Unrelated: I'm not saying it's because of Obamacare's passage that I'm listening to the blues, but let me tell you, Eric Bibb is fantastic. I highly recommend his album "Painting Signs." Brilliant.
First off this morning, a column from earlier in the week by Richard Rahn, a senior fellow at Cato. He writes on the importance of failure--especially as it relates to regulation of financial markets--in a capitalist society. I know that the self-esteem society has infected much of our debate about practically everything, but it's important to remember that people have to be allowed to fail. Does this make me a heartless conservative? Probably. I can live with that. Better that than the alternative.

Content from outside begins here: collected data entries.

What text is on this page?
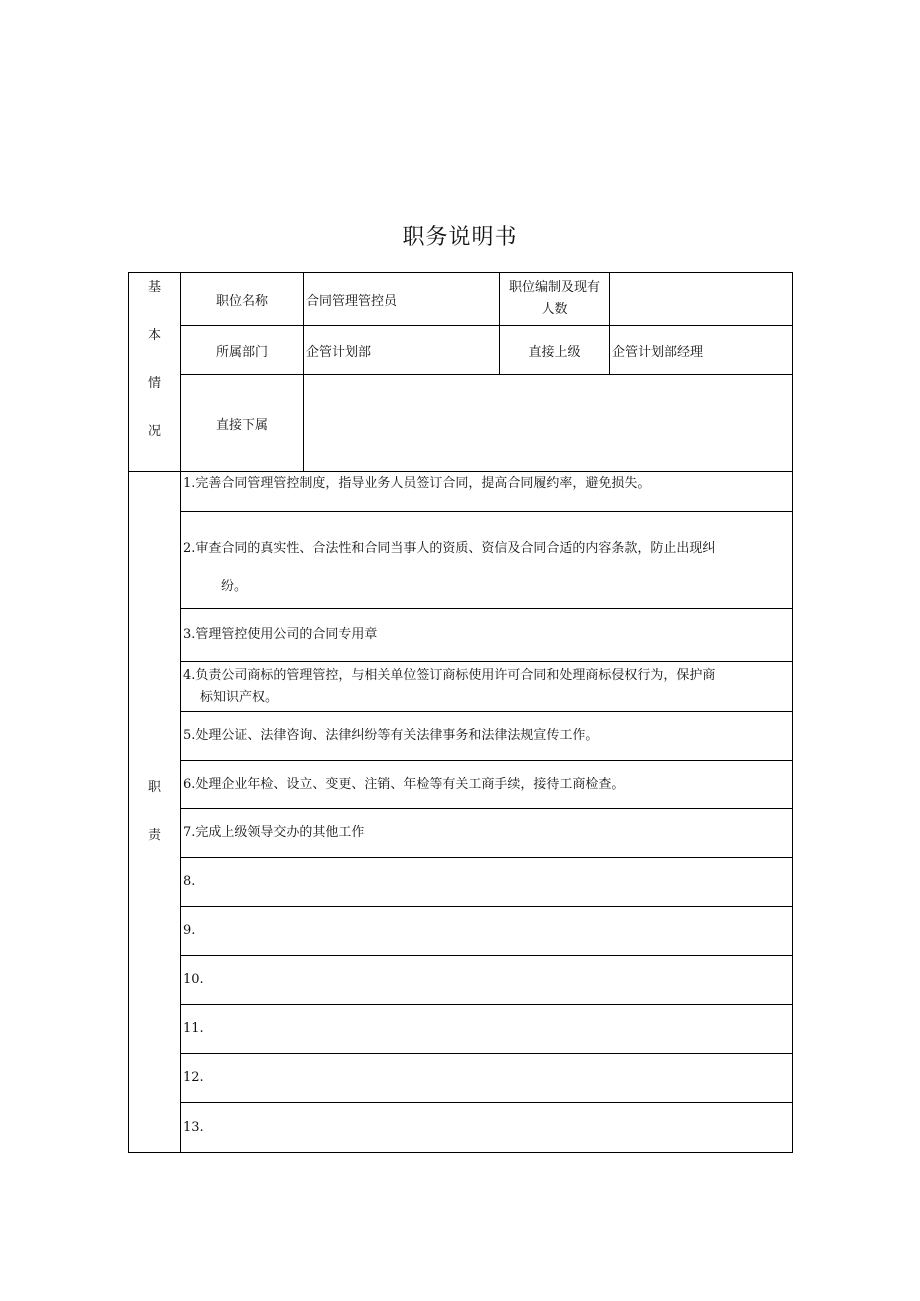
职务说明书
基
本
情
况	职位名称	合同管理管控员	职位编制及现有
人数	
	所属部门	企管计划部	直接上级	企管计划部经理
	直接下属			

职
责	1.完善合同管理管控制度，指导业务人员签订合同，提高合同履约率，避免损失。			
	2.审查合同的真实性、合法性和合同当事人的资质、资信及合同合适的内容条款，防止出现纠
纷。			

	3.管理管控使用公司的合同专用章			
	4.负责公司商标的管理管控，与相关单位签订商标使用许可合同和处理商标侵权行为，保护商
标知识产权。			

	5.处理公证、法律咨询、法律纠纷等有关法律事务和法律法规宣传工作。			
	6.处理企业年检、设立、变更、注销、年检等有关工商手续，接待工商检查。			
	7.完成上级领导交办的其他工作			
	8.			
	9.			
	10.			
	11.			
	12.			
	13.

Next, a column by another one of those conservative ideologues from whom I mindlessly take my marching orders, Mark Steyn. But seriously, folks, in this column about civilizational decline, he draws important lessons from the decline of the British empire and why it wasn't bad, because America took its place, but also how if/when America declines, it will be bad because, well, who's going to take America's place? Who's going to be the benevolent hegemon, allowing the rest of the world to free ride on its guarantee of peace and prosperity? The hard lesson is that there isn't anyone else.
Lastly, a bit of optimism in the form of a look at Paul Ryan. In case you hadn't picked up on it yet, I'm a big fan of the guy. He singlehandedly took on the economically ignorant progressives on the House Budget Committee. Some have called him "Jack Kemp on steroids." Before all you deficit hawks get your panties in a bunch over that comment and the hypocrisy of conservative economics, let me say that unlike Kemp, Ryan is concerned about deficits and has proposed your kind of policy solution to what ails America. The GOP isn't just the party of no. (though if you're a small-government type, isn't that a good thing?)
FWIW, we liked Kemp because he, like Paul Ryan, was an unabashed defender and advocate of free market capitalism. There are too few of those.